Second and third-grade fruit is frequently frozen and sold to processors for products such as jam. Some growers develop their own "value-added" strawberry products where these are profitable and a niche market can be found, but few value-added product markets are sustained. Processors of these products frequently struggle to maintain a supply of Australian fruit throughout the year.

The industry is focussed on domestic fresh fruit marketing, however exports do occur on a largely opportunistic basis.  Imports of fresh fruit have declined to almost negligible levels, although there are significant imports of processed strawberry products.  The following table presents recent trend information for exports and imports of fresh fruit:

Graph - Imports

Total volume of Australian strawberry imports and exports since 1998.
Sources:  The Australian Horticultural Statistics Handbook, 2002;
The Australian Horticultural Statistics Handbook, 2000-2001.

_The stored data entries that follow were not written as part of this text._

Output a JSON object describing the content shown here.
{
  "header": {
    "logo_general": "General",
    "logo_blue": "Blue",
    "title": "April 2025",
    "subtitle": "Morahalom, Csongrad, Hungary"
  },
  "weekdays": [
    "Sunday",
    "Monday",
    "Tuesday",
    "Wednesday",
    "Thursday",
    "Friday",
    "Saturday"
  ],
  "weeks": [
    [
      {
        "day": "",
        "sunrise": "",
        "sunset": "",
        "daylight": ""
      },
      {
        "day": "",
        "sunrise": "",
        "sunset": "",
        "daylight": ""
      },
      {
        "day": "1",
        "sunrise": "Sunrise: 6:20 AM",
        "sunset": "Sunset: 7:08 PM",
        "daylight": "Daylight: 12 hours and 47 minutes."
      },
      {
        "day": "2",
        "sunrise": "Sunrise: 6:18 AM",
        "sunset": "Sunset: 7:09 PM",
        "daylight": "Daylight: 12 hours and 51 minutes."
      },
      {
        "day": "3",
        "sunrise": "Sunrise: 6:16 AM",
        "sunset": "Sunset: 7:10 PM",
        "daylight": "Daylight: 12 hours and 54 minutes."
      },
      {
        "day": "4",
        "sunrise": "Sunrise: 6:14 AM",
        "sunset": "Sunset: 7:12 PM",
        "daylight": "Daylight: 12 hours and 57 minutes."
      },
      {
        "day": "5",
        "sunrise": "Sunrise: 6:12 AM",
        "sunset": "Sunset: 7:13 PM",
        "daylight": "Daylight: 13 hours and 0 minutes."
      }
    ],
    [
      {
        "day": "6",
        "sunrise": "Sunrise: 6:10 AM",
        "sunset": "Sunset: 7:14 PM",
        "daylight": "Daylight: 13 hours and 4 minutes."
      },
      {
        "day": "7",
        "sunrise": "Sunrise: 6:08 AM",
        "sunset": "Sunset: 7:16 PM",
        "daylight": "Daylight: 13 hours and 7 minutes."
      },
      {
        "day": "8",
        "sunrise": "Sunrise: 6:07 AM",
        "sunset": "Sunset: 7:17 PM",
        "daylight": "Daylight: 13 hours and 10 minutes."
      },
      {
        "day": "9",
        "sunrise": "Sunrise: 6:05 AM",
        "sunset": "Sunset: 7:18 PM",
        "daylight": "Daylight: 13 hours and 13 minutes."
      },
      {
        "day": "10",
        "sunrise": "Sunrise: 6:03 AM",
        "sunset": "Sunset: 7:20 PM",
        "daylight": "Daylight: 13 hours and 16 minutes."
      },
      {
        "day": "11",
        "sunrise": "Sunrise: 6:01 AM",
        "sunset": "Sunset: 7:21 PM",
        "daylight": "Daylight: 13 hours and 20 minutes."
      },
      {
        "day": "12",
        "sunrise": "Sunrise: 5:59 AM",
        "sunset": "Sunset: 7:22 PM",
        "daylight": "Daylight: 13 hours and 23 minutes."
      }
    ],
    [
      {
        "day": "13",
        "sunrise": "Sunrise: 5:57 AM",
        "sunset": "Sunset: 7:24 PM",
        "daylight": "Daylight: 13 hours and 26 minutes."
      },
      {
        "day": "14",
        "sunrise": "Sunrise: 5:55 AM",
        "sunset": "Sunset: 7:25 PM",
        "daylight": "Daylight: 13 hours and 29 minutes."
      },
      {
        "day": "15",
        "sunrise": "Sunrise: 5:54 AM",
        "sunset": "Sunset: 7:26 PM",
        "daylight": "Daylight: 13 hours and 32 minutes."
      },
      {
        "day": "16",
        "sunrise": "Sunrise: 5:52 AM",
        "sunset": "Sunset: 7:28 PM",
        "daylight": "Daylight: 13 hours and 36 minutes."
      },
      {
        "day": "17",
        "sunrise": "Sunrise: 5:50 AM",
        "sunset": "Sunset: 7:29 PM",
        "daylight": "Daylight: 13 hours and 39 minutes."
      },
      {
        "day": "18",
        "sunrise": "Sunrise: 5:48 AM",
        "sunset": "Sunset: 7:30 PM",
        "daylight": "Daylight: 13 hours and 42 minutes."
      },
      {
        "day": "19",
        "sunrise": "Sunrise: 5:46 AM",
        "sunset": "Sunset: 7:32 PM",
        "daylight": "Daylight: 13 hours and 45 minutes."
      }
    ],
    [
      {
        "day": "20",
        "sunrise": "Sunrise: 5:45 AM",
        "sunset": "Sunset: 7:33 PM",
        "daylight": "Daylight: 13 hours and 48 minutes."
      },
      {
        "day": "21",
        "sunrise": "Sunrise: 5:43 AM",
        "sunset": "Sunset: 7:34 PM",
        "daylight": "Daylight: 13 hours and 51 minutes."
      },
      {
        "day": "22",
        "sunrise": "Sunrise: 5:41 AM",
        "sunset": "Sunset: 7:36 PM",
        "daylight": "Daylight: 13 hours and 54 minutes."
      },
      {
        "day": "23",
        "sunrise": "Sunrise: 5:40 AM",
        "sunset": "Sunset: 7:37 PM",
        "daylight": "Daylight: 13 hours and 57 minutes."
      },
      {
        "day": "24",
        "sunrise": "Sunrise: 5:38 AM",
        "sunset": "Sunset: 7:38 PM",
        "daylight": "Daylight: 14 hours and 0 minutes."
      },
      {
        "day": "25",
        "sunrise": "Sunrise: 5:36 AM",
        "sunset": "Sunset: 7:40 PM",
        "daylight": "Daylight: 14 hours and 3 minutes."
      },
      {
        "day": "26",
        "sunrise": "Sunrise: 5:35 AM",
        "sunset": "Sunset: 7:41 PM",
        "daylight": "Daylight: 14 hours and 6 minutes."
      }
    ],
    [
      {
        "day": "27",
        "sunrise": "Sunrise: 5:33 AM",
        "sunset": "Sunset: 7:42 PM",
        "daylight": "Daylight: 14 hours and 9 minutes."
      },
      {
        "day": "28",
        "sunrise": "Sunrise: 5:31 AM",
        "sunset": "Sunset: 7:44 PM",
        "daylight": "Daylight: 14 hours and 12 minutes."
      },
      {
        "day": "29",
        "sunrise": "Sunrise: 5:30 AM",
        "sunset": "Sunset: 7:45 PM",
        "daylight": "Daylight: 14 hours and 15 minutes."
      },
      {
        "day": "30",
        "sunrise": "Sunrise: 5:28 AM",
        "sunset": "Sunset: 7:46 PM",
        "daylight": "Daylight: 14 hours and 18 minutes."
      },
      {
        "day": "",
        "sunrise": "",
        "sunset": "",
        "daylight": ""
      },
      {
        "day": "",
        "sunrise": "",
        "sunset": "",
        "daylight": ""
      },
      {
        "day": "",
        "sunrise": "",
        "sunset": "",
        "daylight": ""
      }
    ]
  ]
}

As production increases and product becomes consistently available on a year-round basis, consumer expectations of strawberries are likely to change.  Berry markets in Europe and the USA are developing supply-chain management systems following the success of marketing co-operatives, or supply-chain companies such as Kentish Gardens (UK) and Driscolls (USA).  The Australian industry is yet to comprehensively explore co-operative marketing and quality specifications on a year-round basis that deliver a consistent quality of berry to the consumer as a branded product.

Whilst there is no national promotion levy in place for strawberries, generic promotions are currently undertaken by the Queensland and Victorian Strawberry Growers Associations, with funds collected from growers in those states specifically for that purpose.